Her first task after getting a table in the restaurant was to plant a video bug near the waiters’ station; since it was out of view from the dining room the Art Room would have to tell her when to make the switch. But when she went to plant the bug, she found the corridor filled with waiters; they were gabbing about a soccer game, milling around making it impossible to simply sneak over and put the bug in one of the light fixtures as she’d planned. And she couldn’t just mount it on the baseboard, either; the shelf of the waiters’ station blocked the view.

One of the waiters noticed Lia as she eyed the corridor, looking for a solution. He asked if he could help her, and she said that she was looking for a job.

She could tell instantly from his expression that was the wrong thing to say. Not only was she too well dressed to be a service worker, but she was female — all of the servers here were men.

Lia froze for half a second before plunging into a more believable story — she was a chef in training who hoped to gain experience overseas. As the words rushed out of her mouth she began to feel more comfortable. The waiter’s face brightened and he insisted she come with him to the kitchen and meet the chef. Lia followed him around the divider into a small area of controlled chaos, where four rather large men threw pans and pots around, jabbering in a kind of kitchen patois about the food they were preparing.

Lia spotted a shelf that had a view of the window over the waiters’ station; she moved next to it, scratched her hair, and in a smooth, well-practiced motion, planted the video bug.

“Good. We have a full view,” said Rockman.

But now she was trapped by her own cover story. The chef had interned at a number of restaurants in Europe and the U.S. and apparently saw an opportunity to pay back the kindness of others — and not coincidentally gain some free labor and an attractive protégé. With great enthusiasm, he began telling Lia his philosophy of food preparation as well as his methods, giving a running commentary on what he was doing that would have put many a TV chef to shame.

He had just started to hold forth on the importance of fresh herbs when one of his assistants plucked some chicken out of a pile, spooned up some rice, and set out two plates for the waiter to finish and take over.

“Have to go,” Lia told her would-be benefactor. “Ladies’ room.”

It was an effective if overused excuse, and she escaped back into the hallway just in time to see the waiter who had introduced her earlier take the tray from the station and start toward the back door.

Lia followed, waiting until he was at the threshold to call to him.

“There you are,” she said. “I wanted to thank you.

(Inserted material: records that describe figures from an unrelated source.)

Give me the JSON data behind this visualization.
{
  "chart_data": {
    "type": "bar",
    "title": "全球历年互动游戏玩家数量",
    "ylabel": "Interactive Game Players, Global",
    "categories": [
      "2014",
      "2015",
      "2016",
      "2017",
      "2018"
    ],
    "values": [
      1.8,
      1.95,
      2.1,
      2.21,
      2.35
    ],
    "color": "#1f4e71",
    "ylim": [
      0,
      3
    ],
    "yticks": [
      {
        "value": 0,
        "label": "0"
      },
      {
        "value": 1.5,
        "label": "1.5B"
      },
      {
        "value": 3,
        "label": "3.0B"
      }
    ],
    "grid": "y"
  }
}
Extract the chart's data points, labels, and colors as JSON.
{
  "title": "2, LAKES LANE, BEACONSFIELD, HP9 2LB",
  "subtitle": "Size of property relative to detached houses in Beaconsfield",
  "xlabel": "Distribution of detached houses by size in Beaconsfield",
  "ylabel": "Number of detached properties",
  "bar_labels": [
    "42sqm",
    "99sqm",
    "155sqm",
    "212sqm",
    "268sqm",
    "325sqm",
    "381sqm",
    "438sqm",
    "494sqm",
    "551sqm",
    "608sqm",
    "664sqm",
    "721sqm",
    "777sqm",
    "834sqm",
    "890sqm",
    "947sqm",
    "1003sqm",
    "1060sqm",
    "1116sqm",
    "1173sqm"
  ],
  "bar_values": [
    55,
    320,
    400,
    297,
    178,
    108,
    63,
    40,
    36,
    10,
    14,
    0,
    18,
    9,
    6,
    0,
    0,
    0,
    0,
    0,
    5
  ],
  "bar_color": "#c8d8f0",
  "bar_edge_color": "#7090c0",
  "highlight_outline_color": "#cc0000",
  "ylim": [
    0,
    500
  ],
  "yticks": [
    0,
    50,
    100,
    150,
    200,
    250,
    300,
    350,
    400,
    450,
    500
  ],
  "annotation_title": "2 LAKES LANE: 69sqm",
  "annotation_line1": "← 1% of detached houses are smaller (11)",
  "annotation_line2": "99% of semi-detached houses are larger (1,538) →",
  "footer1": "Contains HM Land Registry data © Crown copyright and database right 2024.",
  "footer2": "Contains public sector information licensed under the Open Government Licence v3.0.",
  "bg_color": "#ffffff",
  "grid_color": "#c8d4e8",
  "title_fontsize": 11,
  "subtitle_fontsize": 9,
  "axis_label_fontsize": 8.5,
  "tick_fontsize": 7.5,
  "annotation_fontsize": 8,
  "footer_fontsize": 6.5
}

You’re very kind.”

The man looked at her with the puzzled expression he’d had earlier. Once again Lia felt herself freeze, her brain refusing to move ahead smoothly.

She got over it by touching the man’s shoulder, feigning something more than casual interest as she thanked him again. The look of desire in his eyes as he glanced down revolted her, even as she realized it meant that she would succeed. She reached up to kiss him — and as she did, knocked the tray to the floor. The contents went flying, the plastic water bottles rolling down the hall.

“I’m sorry; I’m sorry,” she said, grabbing them.

Exasperated, the waiter left the bottles where they had fallen and went into the nearby kitchen for replacements. Lia switched the bottles, holding the replacements out to the waiter when he returned.

“I’m sorry,” she told the waiter.

He forced a smile and this time kept his leers to himself as he walked out the back.